Last Friday, I observed in a post here that machine names appeared case sensitive in RDP. Indeed they are — kind of — and in other places, too. This includes the ancient and venerable PING command, a go-to utility to check connectivity between IP hosts. In trying to get all of my PCs to show up on the LAN, I turned to PING to see who was reporting in and who wasn’t. Along the way I observed some fascinating and surprising case sensitivity in PING itself. Here’s an illustrative screen capture from PowerShell:

Win10 NetBIOS Names Get Weirder.dvp-ping

An abridged version of PING attempts using the same base string, with differing upper- and lower-case chars.

Why I Insist That NetBIOS Names Get Weirder and Weirder

The following table sums up the results from the preceding sequence of PING attempts (plus another item I chose not to include). It basically shows that NetBIOS name resolution has its apparent quirks.

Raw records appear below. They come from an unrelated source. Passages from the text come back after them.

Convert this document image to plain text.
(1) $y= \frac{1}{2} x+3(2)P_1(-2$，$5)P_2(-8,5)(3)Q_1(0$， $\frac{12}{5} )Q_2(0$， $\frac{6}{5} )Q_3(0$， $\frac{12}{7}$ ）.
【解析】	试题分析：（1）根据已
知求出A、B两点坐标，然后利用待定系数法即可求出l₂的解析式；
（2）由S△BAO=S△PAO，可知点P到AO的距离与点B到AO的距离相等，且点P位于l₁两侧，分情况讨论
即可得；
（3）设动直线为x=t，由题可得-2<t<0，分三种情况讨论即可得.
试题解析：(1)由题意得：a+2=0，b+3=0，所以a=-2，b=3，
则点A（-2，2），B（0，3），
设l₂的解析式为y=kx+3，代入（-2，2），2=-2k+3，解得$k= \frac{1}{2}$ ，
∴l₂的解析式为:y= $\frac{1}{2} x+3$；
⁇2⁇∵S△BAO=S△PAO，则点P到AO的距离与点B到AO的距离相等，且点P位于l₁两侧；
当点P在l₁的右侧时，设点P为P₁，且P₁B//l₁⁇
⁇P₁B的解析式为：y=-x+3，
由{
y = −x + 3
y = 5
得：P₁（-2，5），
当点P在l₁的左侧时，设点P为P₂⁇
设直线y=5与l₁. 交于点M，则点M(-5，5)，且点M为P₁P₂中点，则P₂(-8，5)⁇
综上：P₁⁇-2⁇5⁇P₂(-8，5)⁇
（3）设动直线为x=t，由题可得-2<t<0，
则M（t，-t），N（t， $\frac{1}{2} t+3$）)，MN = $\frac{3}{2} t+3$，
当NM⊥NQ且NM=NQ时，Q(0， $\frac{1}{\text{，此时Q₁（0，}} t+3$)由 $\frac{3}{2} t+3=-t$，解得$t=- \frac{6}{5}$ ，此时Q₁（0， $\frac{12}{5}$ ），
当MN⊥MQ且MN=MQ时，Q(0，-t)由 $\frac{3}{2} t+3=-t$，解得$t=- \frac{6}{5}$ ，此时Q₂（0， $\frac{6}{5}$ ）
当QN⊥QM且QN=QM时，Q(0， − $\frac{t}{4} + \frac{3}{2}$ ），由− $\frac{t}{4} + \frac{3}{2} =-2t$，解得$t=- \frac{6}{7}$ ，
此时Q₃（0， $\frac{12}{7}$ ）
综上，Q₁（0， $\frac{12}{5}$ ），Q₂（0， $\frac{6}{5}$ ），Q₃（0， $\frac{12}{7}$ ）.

Variations on a NetBIOS name: DellVP11
Name string Ping result Capitalization map
dellvp11 succeeds llllllnn
Dellvp11 succeeds Clllllnn
DEllvp11 succeeds CCllllnn
DELlvp11 succeeds CCClllnn
DELLvp11 succeeds CCCCllnn
DELLVp11 succeeds CCCCClnn
DELLVP11 succeeds CCCCCCnn
DellVP11 FAILS ClllCCnn
DellVp11 succeeds ClllClnn (not shown)

To me, there’s one captivating thing about the outputs. The only string that DOESN’T work is also the same string that PING uses itself — namely, DellVP11. That’s ClllCCnn, in the notation of the table. This denotes: initial cap, followed by three lower-case letters, two more cap letters, and two digits, in case you wondered.

A Surprising Finding for NetBIOS Names

It turns out there’s good reason for PING to use that specific NetBIOS name for the Venue Pro. The Microsoft Developer Network Documentation says this about NetBIOS names (emphasis mine):

Neither [RFC1001] nor [RFC1002] discusses whether names are case-sensitive. This document clarifies this ambiguity by specifying that because the name space is defined as sixteen 8-bit binary bytes, a comparison MUST be done for equality against the entire 16 bytes. As a result, NetBIOS names are inherently case-sensitive.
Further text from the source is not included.